Das gehe mich nichts an, schnauzte der Beamte und forderte mich auf, mich sofort zu entfernen. Während wir sprachen, waren weitere Polizeiautos eingetroffen. Wir wurden von der Polizei umringt. Ein großer blonder Polizist mit Bart und kurzen Haaren baute sich vor mir auf. Er fragte, was ich hier mache. Ich sagte ihm, dass ich es nicht in Ordnung finde, wenn ein Mann so niedergerungen werde, weil er einen auf einen jungen Polizisten mit der Krücke losgegangen sei.

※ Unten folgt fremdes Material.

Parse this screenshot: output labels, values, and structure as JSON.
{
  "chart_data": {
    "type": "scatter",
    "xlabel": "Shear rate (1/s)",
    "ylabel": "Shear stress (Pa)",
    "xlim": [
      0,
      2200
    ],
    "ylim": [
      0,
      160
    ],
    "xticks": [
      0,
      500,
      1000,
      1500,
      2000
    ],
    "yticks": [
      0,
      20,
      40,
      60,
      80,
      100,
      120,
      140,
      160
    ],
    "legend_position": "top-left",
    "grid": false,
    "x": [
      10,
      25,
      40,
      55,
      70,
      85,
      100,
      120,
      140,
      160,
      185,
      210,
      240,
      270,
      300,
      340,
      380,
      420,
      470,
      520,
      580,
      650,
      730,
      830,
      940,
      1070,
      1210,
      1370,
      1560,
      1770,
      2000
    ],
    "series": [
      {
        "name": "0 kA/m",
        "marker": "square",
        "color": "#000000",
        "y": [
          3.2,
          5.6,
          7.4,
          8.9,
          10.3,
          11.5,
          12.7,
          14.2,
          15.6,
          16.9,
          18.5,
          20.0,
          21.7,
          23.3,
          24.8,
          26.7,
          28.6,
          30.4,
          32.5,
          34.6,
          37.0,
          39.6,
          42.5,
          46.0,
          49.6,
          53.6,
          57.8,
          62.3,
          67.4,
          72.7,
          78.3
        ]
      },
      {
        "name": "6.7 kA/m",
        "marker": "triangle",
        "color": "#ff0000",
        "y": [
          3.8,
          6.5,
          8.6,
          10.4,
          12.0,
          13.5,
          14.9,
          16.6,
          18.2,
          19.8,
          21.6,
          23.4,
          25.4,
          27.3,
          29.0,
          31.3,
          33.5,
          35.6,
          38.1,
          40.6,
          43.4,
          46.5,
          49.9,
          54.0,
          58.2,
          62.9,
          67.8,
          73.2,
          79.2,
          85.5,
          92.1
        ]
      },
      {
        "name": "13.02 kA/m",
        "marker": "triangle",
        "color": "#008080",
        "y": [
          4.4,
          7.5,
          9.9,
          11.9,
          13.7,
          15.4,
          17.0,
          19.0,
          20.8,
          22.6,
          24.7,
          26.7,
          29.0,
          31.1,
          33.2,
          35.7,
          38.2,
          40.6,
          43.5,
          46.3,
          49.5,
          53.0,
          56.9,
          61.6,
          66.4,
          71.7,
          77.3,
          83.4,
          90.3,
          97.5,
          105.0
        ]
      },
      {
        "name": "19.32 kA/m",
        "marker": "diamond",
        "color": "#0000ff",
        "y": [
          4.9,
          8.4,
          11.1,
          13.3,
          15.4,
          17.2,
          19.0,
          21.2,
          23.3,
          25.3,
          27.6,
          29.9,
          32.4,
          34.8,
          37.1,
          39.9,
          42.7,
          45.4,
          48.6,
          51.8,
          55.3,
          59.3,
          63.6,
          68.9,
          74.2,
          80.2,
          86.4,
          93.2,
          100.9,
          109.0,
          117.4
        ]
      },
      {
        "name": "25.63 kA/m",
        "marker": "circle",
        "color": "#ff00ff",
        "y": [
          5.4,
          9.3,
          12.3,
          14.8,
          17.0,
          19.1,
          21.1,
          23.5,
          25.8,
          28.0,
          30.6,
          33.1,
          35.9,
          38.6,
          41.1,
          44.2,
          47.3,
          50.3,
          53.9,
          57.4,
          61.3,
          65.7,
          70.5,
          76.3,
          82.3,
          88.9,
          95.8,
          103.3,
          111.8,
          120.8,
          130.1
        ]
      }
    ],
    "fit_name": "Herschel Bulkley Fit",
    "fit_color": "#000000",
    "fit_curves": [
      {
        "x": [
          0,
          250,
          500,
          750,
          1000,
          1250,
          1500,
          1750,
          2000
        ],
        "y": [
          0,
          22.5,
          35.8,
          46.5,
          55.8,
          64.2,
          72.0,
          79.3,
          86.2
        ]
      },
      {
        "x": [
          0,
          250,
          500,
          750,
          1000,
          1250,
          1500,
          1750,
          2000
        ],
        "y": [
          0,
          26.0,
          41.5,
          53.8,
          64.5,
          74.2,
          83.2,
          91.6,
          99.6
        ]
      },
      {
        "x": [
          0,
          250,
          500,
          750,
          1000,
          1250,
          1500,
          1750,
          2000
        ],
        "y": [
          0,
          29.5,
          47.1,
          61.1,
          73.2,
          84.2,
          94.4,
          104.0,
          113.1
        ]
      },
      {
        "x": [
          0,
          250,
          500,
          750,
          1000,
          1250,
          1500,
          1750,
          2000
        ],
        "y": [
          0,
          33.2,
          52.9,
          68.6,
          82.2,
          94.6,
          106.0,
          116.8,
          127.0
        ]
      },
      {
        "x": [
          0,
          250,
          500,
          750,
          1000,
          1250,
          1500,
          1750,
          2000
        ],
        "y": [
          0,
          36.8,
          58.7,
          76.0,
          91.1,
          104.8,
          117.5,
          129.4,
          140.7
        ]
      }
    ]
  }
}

Der Polizeibeamte brüllte mich an, ich solle jetzt sofort gehen. Wenn ich bliebe, behinderte ich die Amtshandlung. Ich sagte dem Polizisten, es gebe keinen Grund, mit mir zu brüllen; und ich würde hier bleiben, weil das mein Recht sei, hier zu sein. Außerdem hätte ich mit den beiden Kollegen schon alles geklärt. Er brüllte mir direkt ins Gesicht, ich solle verschwinden, sonst müsse er mich festnehmen. Ich verlangte seine Dienstnummer. Brüllend drohte er mir eine Festnahme an. Ich ging ein paar Schritte zur Seite, um mir das Kennzeichen eines der Polizeiautos zu notieren. Sofort kam eine junge Polizistin zu mir und wiederholte die Drohung: Sofort gehen oder Festnahme. Ich fragte sie nach ihrer Dienstnummer. Sie sagte die Nummer so schnell, dass ich mir nur den Anfang der Zahlenkombination merken konnte. Ich bat sie, die Nummer zu wiederholen, weil ich sie mir notieren wolle. Freche Antwort: Sie müsse mir die Nummer nicht nochmals sagen und ich müsse mich jetzt sofort 150 Meter entfernen, weil ich hier «die Amtshandlung störe». Ich fragte sie natürlich, auf welcher gesetzlichen Grundlage die 150-Meter-Grenze beruhe. Sie antwortete, das habe der Einsatzleiter so angeordnet. Sie, die Polizistin, müsse mir über gesetzliche Grundlagen keine Auskunft geben; nun sei es höchste Zeit für mich, zu gehen. Ich verschwand um das Eck der U-Bahn-Station und notierte mir von dort aus ein Kennzeichen: BP90208. Dann kam ich wieder näher, um mir mich noch ein Kennzeichen zu notieren: BP90580. Sofort stürzten fünf Polizisten auf mich und umringten mich. Sie würde mich jetzt aber wirklich festnehmen, wenn ich nicht auf mein Fahrrad stiege und nicht sofort den 150 Meter-Abstand einhalten würde, herrschten sie mich an. Die Polizisten warteten meinen Abgang ab.